Text: “Every year in late October we make a shrine of all of my family member who have passed away, like the one in Coco, and we put out their favorite things. For example we put tulips for my grandma and one of the great grandpa’s ties on the shrine. The idea is that in November 1st they will come visit the shrine and interact with the items and watch over us for the rest of that year in return for us honoring their memory. The shrines are called ofrendas and the kids usually make them but the parents make sure they are structurally sound and beautiful. Making ofrendas is one of my favorite things to do with my siblings and cousin.
Context: GB is originally from Madrid Spain but his mother has strong roots in Mexico, where the tradition was created centuries ago. GB told me stories about making the ofrendas with his siblings and was excited to show me pictures of an example of a shrine from a past holiday. The tradition is very important to GB’s mother because she would make a family ofrenda with her siblings as a child and it seems to be a very long standing tradition from her side of the family.

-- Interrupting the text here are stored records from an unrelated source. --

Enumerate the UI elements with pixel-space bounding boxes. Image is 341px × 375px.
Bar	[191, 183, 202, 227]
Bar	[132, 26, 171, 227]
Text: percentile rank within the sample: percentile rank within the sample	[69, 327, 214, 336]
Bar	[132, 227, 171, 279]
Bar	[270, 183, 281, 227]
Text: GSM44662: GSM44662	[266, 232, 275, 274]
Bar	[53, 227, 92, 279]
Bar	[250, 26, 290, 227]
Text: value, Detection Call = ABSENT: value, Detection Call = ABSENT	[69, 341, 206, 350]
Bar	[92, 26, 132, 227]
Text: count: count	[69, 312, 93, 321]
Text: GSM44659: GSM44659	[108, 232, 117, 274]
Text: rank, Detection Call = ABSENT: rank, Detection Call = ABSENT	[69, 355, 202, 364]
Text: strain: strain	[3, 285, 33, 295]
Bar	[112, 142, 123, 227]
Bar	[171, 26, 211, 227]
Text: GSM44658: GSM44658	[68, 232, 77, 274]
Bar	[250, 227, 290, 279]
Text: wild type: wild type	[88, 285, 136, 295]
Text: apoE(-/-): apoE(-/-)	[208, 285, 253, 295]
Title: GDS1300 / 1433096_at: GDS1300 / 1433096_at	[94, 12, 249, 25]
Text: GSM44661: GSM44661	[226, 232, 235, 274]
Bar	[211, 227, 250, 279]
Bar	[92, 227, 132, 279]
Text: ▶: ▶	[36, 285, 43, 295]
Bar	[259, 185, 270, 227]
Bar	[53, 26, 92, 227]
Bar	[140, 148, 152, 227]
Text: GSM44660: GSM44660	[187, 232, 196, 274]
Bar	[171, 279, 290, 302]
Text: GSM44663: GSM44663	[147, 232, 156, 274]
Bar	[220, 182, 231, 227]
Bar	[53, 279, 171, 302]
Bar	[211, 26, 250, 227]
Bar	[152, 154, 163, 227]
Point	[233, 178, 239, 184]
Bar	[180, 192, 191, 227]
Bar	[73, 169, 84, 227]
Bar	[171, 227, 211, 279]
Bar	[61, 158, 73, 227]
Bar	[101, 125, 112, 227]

Analysis: The ofrendas are a central part of the Day of the Dead celebration, which is a time for families and communities to come together to remember and celebrate the lives of those who have passed away. The brightly decorated shrines are meant to welcome the spirits of the dead back to the world of the living, and they are often decorated with offerings such as food, drinks, and personal items that were important to the deceased. The twist of this tradition regards the fact that making these ofrendas means the ghosts of the dead will look over them for the rest of the year, because traditionally the dead can only interact with the living on the days of dia de los muertos. I think this addition is sweet, especially for younger children, for them to be able to feel close to loved ones they may have never gotten to meet. Furthermore, it is a great way for them to get to know what their family members were like based off of what they put on the ofrendas.